Тут он почувствовал, как и у него судорогой сжимает горло, и с таким усилием сглотнул слюну, что Димка повернул к нему голову и сразу все понял, потому что положил руку ему на плечо и сказал необычно мягко:

– Ладно, парень, вставай, нам пора.

С жандармами им повезло. Эти двое вышагивали по бывшей Елизаветинской, а ныне Вальтер фон Плеттенбергштрассе, как две огромные механические куклы. Надо было только обогнать их сначала, а затем притаиться в какой-нибудь подворотне. Но Димка про обычную подворотню и слышать не хотел, потому что впереди был шикарный проходной двор, выводивший и на Мариинскую и на Мельничную. И пока они быстрым шагом, уже намного обогнав жандармов, шли к этому знаменитому двору, он все доскональнейше объяснил – и кому куда бежать, и где они встретятся.

– На сколько метров подпустим? – спросил Тужурка голосом, прерывающимся от быстрой ходьбы.

Димка долго не отвечал, наконец, как бы размышляя, откликнулся:

– А может, мы не подпустим их, а пропустим? И в спину?

– Что?! – Тужурка остановился с ходу, словно на фонарный столб налетел.

Пришлось и Димке притормозить. На секунду.

– Да идем же, охломон турецкий! – зашипел он, как проколотая шина, и, схватив Тужурку за рукав, потащил его вперед. Тужурка зашагал в прежнем темпе, но, минуту спустя, выдавил из себя категорическое:

– В спину я не могу.

– А в спину и невозможно, – насмешливо сказал Димка. – Мы их просто не разглядим в темноте. На спине у них бляхи не светятся.

– Даже если б светились.

– До чего же ты благородный! Прямо Атос-Портос.

– Ты и сам бы не мог, – твердо сказал Тужурка.

– Не могу, не могу, потяните за ногу, – огрызнулся Димка, потому что последнее слово должно было остаться за ним.

Тут они подошли к воротам, и дискуссия кончилась сама собой…

И вот они стоят, вытащив пистолеты, вжимаясь в холодный камень воротных столбов, один справа от входа, другой слева.

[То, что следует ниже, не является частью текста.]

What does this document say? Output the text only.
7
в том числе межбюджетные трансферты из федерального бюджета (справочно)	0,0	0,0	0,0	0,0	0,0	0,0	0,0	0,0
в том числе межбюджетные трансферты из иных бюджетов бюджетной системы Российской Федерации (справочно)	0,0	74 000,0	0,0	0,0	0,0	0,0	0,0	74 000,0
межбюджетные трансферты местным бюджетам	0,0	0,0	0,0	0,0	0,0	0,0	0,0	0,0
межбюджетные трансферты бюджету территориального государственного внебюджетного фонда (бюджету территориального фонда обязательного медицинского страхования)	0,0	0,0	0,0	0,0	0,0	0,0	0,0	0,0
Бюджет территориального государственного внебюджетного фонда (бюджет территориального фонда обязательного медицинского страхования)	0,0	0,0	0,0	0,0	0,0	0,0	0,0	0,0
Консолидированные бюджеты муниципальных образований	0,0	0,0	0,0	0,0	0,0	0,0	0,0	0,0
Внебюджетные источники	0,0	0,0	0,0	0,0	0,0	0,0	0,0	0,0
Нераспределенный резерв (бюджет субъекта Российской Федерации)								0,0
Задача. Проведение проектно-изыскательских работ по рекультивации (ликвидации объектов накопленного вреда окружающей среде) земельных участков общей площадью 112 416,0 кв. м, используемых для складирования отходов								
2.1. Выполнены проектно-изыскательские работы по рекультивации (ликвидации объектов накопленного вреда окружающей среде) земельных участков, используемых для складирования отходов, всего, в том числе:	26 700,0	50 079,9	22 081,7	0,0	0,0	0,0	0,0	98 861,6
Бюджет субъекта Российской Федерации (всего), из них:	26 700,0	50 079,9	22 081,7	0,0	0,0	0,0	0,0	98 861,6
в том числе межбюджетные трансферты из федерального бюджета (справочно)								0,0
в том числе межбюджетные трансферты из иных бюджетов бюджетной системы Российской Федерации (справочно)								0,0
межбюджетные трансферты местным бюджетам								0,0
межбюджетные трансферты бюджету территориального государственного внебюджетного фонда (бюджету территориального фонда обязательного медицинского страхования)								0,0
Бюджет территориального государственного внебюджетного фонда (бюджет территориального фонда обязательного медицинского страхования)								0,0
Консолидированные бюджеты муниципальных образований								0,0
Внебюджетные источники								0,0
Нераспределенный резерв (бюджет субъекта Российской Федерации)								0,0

Уже далеко за полночь. Город затих. Трамваи не ходят, и ни одна машина еще не проехала. Над перекрестком висит зашторенный фонарь, от которого падает на мостовую четко очерченный круг желтого света. Фонарь, наверное, покачивается, потому что круг этот медленно плавает по булыжнику. Если долго смотреть на него, голова начинает кружиться. В тишине очень четко слышится равномерное, неумолимое какое-то «гок-гок-гок-гок…» – это идут они. Все ближе, ближе… Вот появились на перекрестке – две одинаковые, тяжелые фигуры в стальных тускло-серых шлемах, с огромными глянцевитыми кобурами на правой стороне живота. А вот прошли перекресток, и контуры их обозначились, будто вырезанные из черной бумаги. На груди все различимее бляхи. Вернее, не сами бляхи, а фосфоресцирующая надпись на них. Подойдут еще ближе, и можно будет прочесть: «Feldgendarmerie». Фельджандармери. Полевая жандармерия.

– Целься, – шепчет Димка и медленно поднимает пистолет.

… Гок-гок-гок-гок…

Не так-то просто целиться в темноте, когда вытянув руку, не видишь собственного пистолета. Да и рано еще целиться. Рука начнет дрожать от напряжения. Впрочем, руку и не надо вытягивать так напряженно, надо немного согнуть ее в локте, да и ноги немного расставить для упора, и вообще…

Рядом с Тужуркой оглушающе грохает выстрел. Второй, третий. И уже ни о чем не думая, он тоже нажимает на спуск. Дергается рука, значит, дергается и ствол. От грохота звенит в ушах. Он нажимает еще и еще.

Один жандарм падает почти сразу. Наверное, ничком, потому что проклятые буквы уже не светятся. Второй метнулся к стене.

– Беги! – почти истошно кричит Димка.

Проходят какие-то доли секунды, и смысл этого слова доходит до сознания. Усилием воли Тужурка отбрасывает себя от ворот и, нелепо размахивая руками, с пистолетом, зажатым в потной ладони, бежит, забирая вправо, туда, где тускло светится синяя лампочка над сводчатой галереей, выводящей на Мариинскую.

Димка тоже бежит. Сначала рядом, потом все больше отдаляясь. И кто-то бежит еще. Может, почудилось? Нет, точно – бежит еще кто-то третий. Где-то позади.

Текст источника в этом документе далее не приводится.